You judge a theory based on all the evidence you have for it: past Patriots’ transgressions, the pressure gap between the home and visitor game balls in last week’s AFC championship, your personal feelings about Bill Belichick’s moral foundations, and so on. The Patriots’ sudden improvement in preventing fumbles doesn’t close the case against them, but it’s one more piece of evidence.
A bunch of non-statistical pieces of evidence are mentioned but not discussed. It could be a matter of space. It could be a oddly-worded suggestion for Bayesian updating--no individual piece of evidence is sufficient, but each should increment you toward believing one possibility over the other. But it seems like all of these should get more attention, not less, precisely because the statistical results were inconclusive. Past Patriots transgressions, for example, would only count if you had a theory which suggested that, having been busted for cheating, the Patriots would turn around and select a new means of cheating which no one talked about for nine years. But when one puts it that way, it seems like an uncertain candidate for updating one's prior beliefs, since it is related to one's underlying beliefs about the situation, and people don't think about the many possible factors that might lead to either continuity or change. Like the data, it's not a simple matter.

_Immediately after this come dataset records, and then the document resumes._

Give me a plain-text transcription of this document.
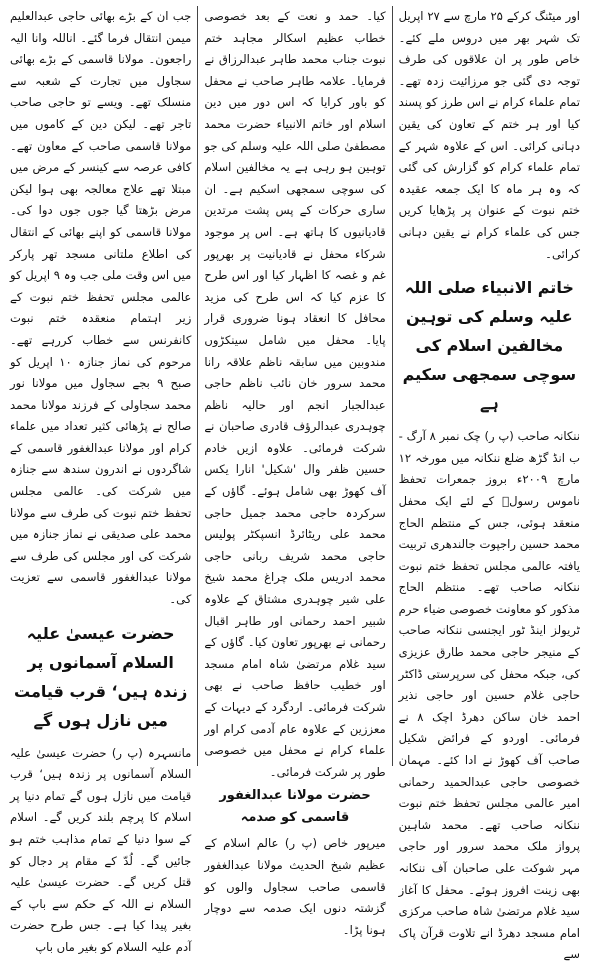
اور میٹنگ کرکے ۲۵ مارچ سے ۲۷ اپریل تک شہر بھر میں دروس ملے کئے۔ خاص طور پر ان علاقوں کی طرف توجہ دی گئی جو مرزائیت زدہ تھے۔ تمام علماء کرام نے اس طرز کو پسند کیا اور ہر ختم کے تعاون کی یقین دہانی کرائی۔ اس کے علاوہ شہر کے تمام علماء کرام کو گزارش کی گئی کہ وہ ہر ماہ کا ایک جمعہ عقیدہ ختم نبوت کے عنوان پر پڑھایا کریں جس کی علماء کرام نے یقین دہانی کرائی۔

خاتم الانبیاء صلی اللہ علیہ وسلم کی توہین مخالفین اسلام کی سوچی سمجھی سکیم ہے

ننکانہ صاحب (پ ر) چک نمبر ۸ آرگ - ب انڈ گڑھ ضلع ننکانہ میں مورخہ ۱۲ مارچ ۲۰۰۹ء بروز جمعرات تحفظ ناموس رسولؐ کے لئے ایک محفل منعقد ہوئی، جس کے منتظم الحاج محمد حسین راجپوت جالندھری تربیت یافتہ عالمی مجلس تحفظ ختم نبوت ننکانہ صاحب تھے۔ منتظم الحاج مذکور کو معاونت خصوصی ضیاء حرم ٹریولز اینڈ ٹور ایجنسی ننکانہ صاحب کے منیجر حاجی محمد طارق عزیزی کی، جبکہ محفل کی سرپرستی ڈاکٹر حاجی غلام حسین اور حاجی نذیر احمد خان ساکن دھرڈ اچک ۸ نے فرمائی۔ اوردو کے فرائض شکیل صاحب آف کھوڑ نے ادا کئے۔ مہمان خصوصی حاجی عبدالحمید رحمانی امیر عالمی مجلس تحفظ ختم نبوت ننکانہ صاحب تھے۔ محمد شاہین پرواز ملک محمد سرور اور حاجی مہر شوکت علی صاحبان آف ننکانہ بھی زینت افروز ہوئے۔ محفل کا آغاز سید غلام مرتضیٰ شاہ صاحب مرکزی امام مسجد دھرڈ انے تلاوت قرآن پاک سے

کیا۔ حمد و نعت کے بعد خصوصی خطاب عظیم اسکالر مجاہد ختم نبوت جناب محمد طاہر عبدالرزاق نے فرمایا۔ علامہ طاہر صاحب نے محفل کو باور کرایا کہ اس دور میں دین اسلام اور خاتم الانبیاء حضرت محمد مصطفیٰ صلی اللہ علیہ وسلم کی جو توہین ہو رہی ہے یہ مخالفین اسلام کی سوچی سمجھی اسکیم ہے۔ ان ساری حرکات کے پس پشت مرتدین قادیانیوں کا ہاتھ ہے۔ اس پر موجود شرکاء محفل نے قادیانیت پر بھرپور غم و غصہ کا اظہار کیا اور اس طرح کا عزم کیا کہ اس طرح کی مزید محافل کا انعقاد ہونا ضروری قرار پایا۔ محفل میں شامل سینکڑوں مندوبین میں سابقہ ناظم علاقہ رانا محمد سرور خان نائب ناظم حاجی عبدالجبار انجم اور حالیہ ناظم چوہدری عبدالرؤف قادری صاحبان نے شرکت فرمائی۔ علاوہ ازیں خادم حسین ظفر وال 'شکیل' انارا یکس آف کھوڑ بھی شامل ہوئے۔ گاؤں کے سرکردہ حاجی محمد جمیل حاجی محمد علی ریٹائرڈ انسپکٹر پولیس حاجی محمد شریف ربانی حاجی محمد ادریس ملک چراغ محمد شیخ علی شیر چوہدری مشتاق کے علاوہ شبیر احمد رحمانی اور طاہر اقبال رحمانی نے بھرپور تعاون کیا۔ گاؤں کے سید غلام مرتضیٰ شاہ امام مسجد اور خطیب حافظ صاحب نے بھی شرکت فرمائی۔ اردگرد کے دیہات کے معززین کے علاوہ عام آدمی کرام اور علماء کرام نے محفل میں خصوصی طور پر شرکت فرمائی۔

حضرت مولانا عبدالغفور قاسمی کو صدمہ

میرپور خاص (پ ر) عالم اسلام کے عظیم شیخ الحدیث مولانا عبدالغفور قاسمی صاحب سجاول والوں کو گزشتہ دنوں ایک صدمہ سے دوچار ہونا پڑا۔

جب ان کے بڑے بھائی حاجی عبدالعلیم میمن انتقال فرما گئے۔ اناللہ وانا الیہ راجعون۔ مولانا قاسمی کے بڑے بھائی سجاول میں تجارت کے شعبہ سے منسلک تھے۔ ویسے تو حاجی صاحب تاجر تھے۔ لیکن دین کے کاموں میں مولانا قاسمی صاحب کے معاون تھے۔ کافی عرصہ سے کینسر کے مرض میں مبتلا تھے علاج معالجہ بھی ہوا لیکن مرض بڑھتا گیا جوں جوں دوا کی۔ مولانا قاسمی کو اپنے بھائی کے انتقال کی اطلاع ملتانی مسجد تھر پارکر میں اس وقت ملی جب وہ ۹ اپریل کو عالمی مجلس تحفظ ختم نبوت کے زیر اہتمام منعقدہ ختم نبوت کانفرنس سے خطاب کررہے تھے۔ مرحوم کی نماز جنازہ ۱۰ اپریل کو صبح ۹ بجے سجاول میں مولانا نور محمد سجاولی کے فرزند مولانا محمد صالح نے پڑھائی کثیر تعداد میں علماء کرام اور مولانا عبدالغفور قاسمی کے شاگردوں نے اندرون سندھ سے جنازہ میں شرکت کی۔ عالمی مجلس تحفظ ختم نبوت کی طرف سے مولانا محمد علی صدیقی نے نماز جنازہ میں شرکت کی اور مجلس کی طرف سے مولانا عبدالغفور قاسمی سے تعزیت کی۔

حضرت عیسیٰ علیہ السلام آسمانوں پر زندہ ہیں‘ قرب قیامت میں نازل ہوں گے

مانسہرہ (پ ر) حضرت عیسیٰ علیہ السلام آسمانوں پر زندہ ہیں‘ قرب قیامت میں نازل ہوں گے تمام دنیا پر اسلام کا پرچم بلند کریں گے۔ اسلام کے سوا دنیا کے تمام مذاہب ختم ہو جائیں گے۔ لُدّ کے مقام پر دجال کو قتل کریں گے۔ حضرت عیسیٰ علیہ السلام نے اللہ کے حکم سے باپ کے بغیر پیدا کیا ہے۔ جس طرح حضرت آدم علیہ السلام کو بغیر ماں باپ
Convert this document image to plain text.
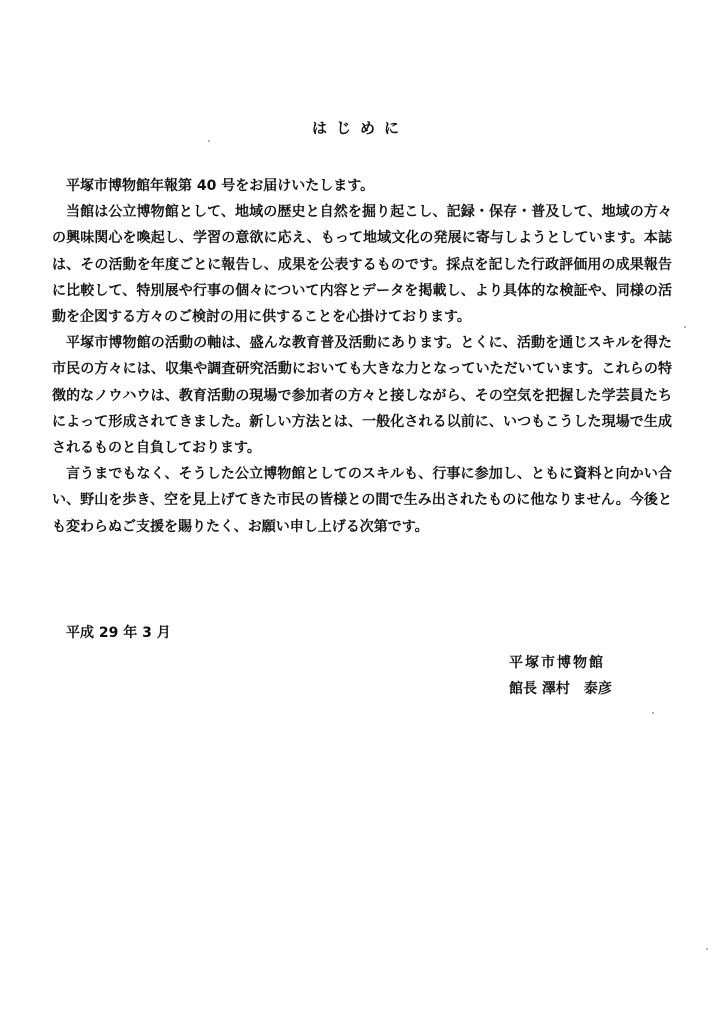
はじめに

平塚市博物館年報第 40 号をお届けいたします。

当館は公立博物館として、地域の歴史と自然を掘り起こし、記録・保存・普及して、地域の方々の興味関心を喚起し、学習の意欲に応え、もって地域文化の発展に寄与しようとしています。本誌は、その活動を年度ごとに報告し、成果を公表するものです。採点を記した行政評価用の成果報告に比較して、特別展や行事の個々について内容とデータを掲載し、より具体的な検証や、同様の活動を企図する方々のご検討の用に供することを心掛けております。

平塚市博物館の活動の軸は、盛んな教育普及活動にあります。とくに、活動を通じスキルを得た市民の方々には、収集や調査研究活動においても大きな力となっていただいています。これらの特徴的なノウハウは、教育活動の現場で参加者の方々と接しながら、その空気を把握した学芸員たちによって形成されてきました。新しい方法とは、一般化される以前に、いつもこうした現場で生成されるものと自負しております。

言うまでもなく、そうした公立博物館としてのスキルも、行事に参加し、ともに資料と向かい合い、野山を歩き、空を見上げてきた市民の皆様との間で生み出されたものに他なりません。今後とも変わらぬご支援を賜りたく、お願い申し上げる次第です。

平成 29 年 3 月
平塚市博物館
館長 澤村　泰彦
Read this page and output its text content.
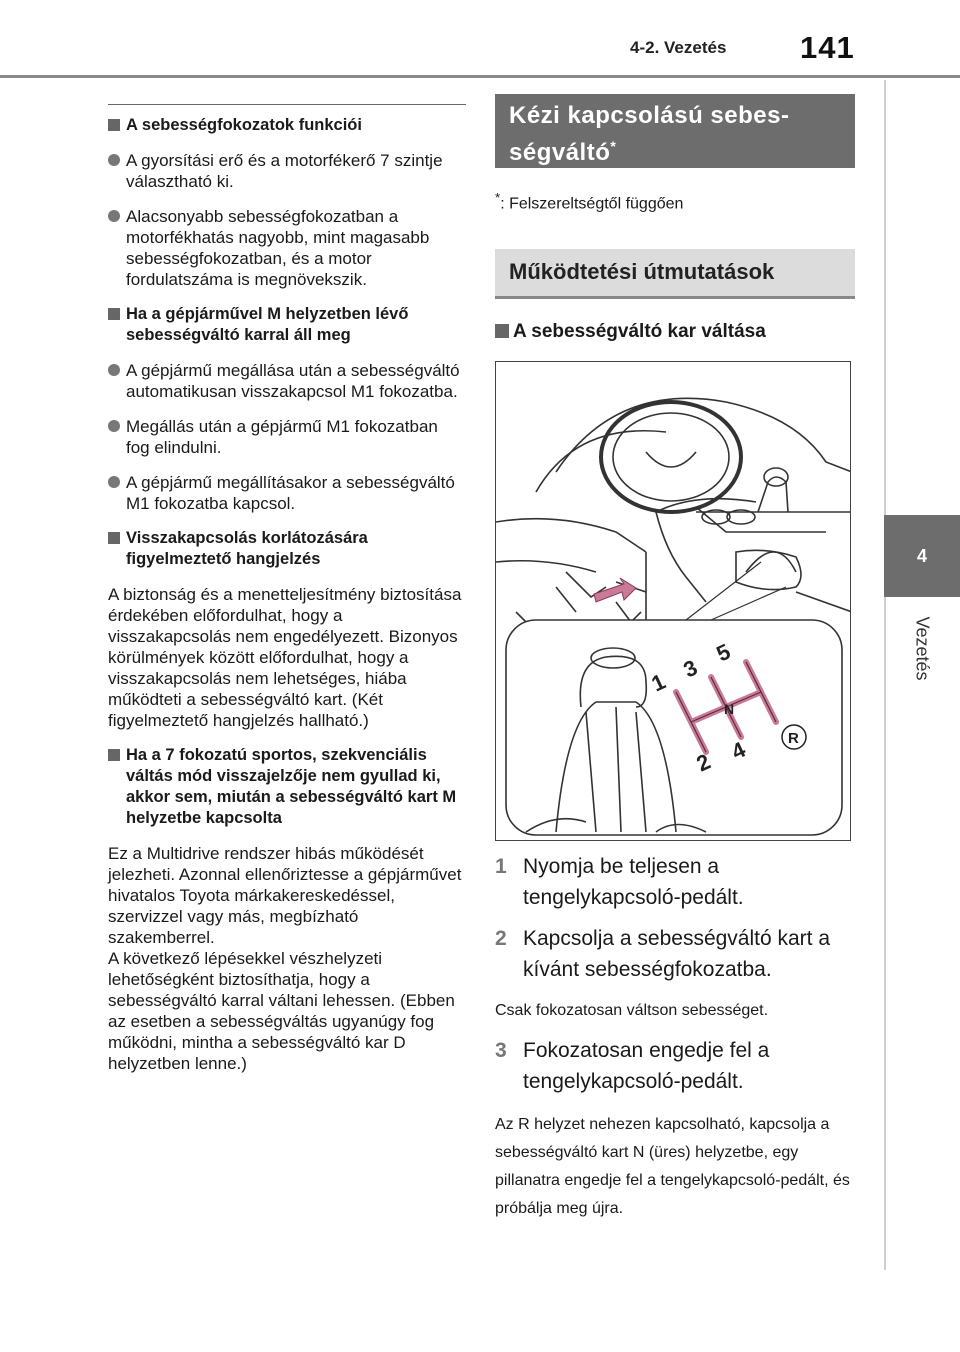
4-2. Vezetés 141
4
Vezetés
A sebességfokozatok funkciói
A gyorsítási erő és a motorfékerő 7 szintje választható ki.
Alacsonyabb sebességfokozatban a motorfékhatás nagyobb, mint magasabb sebességfokozatban, és a motor fordulatszáma is megnövekszik.
Ha a gépjárművel M helyzetben lévő sebességváltó karral áll meg
A gépjármű megállása után a sebességváltó automatikusan visszakapcsol M1 fokozatba.
Megállás után a gépjármű M1 fokozatban fog elindulni.
A gépjármű megállításakor a sebességváltó M1 fokozatba kapcsol.
Visszakapcsolás korlátozására figyelmeztető hangjelzés
A biztonság és a menetteljesítmény biztosítása érdekében előfordulhat, hogy a visszakapcsolás nem engedélyezett. Bizonyos körülmények között előfordulhat, hogy a visszakapcsolás nem lehetséges, hiába működteti a sebességváltó kart. (Két figyelmeztető hangjelzés hallható.)
Ha a 7 fokozatú sportos, szekvenciális váltás mód visszajelzője nem gyullad ki, akkor sem, miután a sebességváltó kart M helyzetbe kapcsolta
Ez a Multidrive rendszer hibás működését jelezheti. Azonnal ellenőriztesse a gépjárművet hivatalos Toyota márkakereskedéssel, szervizzel vagy más, megbízható szakemberrel.
A következő lépésekkel vészhelyzeti lehetőségként biztosíthatja, hogy a sebességváltó karral váltani lehessen. (Ebben az esetben a sebességváltás ugyanúgy fog működni, mintha a sebességváltó kar D helyzetben lenne.)
Kézi kapcsolású sebes-
ségváltó*
*: Felszereltségtől függően
Működtetési útmutatások
A sebességváltó kar váltása
1
2
3
4
5
N
R
1 Nyomja be teljesen a tengelykapcsoló-pedált.
2 Kapcsolja a sebességváltó kart a kívánt sebességfokozatba.
Csak fokozatosan váltson sebességet.
3 Fokozatosan engedje fel a tengelykapcsoló-pedált.
Az R helyzet nehezen kapcsolható, kapcsolja a sebességváltó kart N (üres) helyzetbe, egy pillanatra engedje fel a tengelykapcsoló-pedált, és próbálja meg újra.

I like statistics in sports like football and soccer specifically because they contain individual elements that are harder to measure in abstraction from everything else. Statistics here are a way of gaining entry into seeing specific parts of the game that might otherwise go unnoticed. Nobody claims them to capture everything that's important: any analysis has to be supplemented with many others. Soccer has many moments like this Harry Kane goal against Chelsea. The play works only because a player who never touches the ball runs himself out of the play before it even begins, and by doing so takes the key defenders out of the play. How does one measure that? (I sometimes think the popularity of Total Football amongst the stats-friendly has to do with the fact that it correlates lots of objective measures to winning: time of possession, passes completed, tackles, takeaways, fouls, etc)
The answer, of course, here as in Deflater-mess, as in every other type of data analysis, is that smart observers know when to use stats and when (and how) to use and judge other types of evidence and data.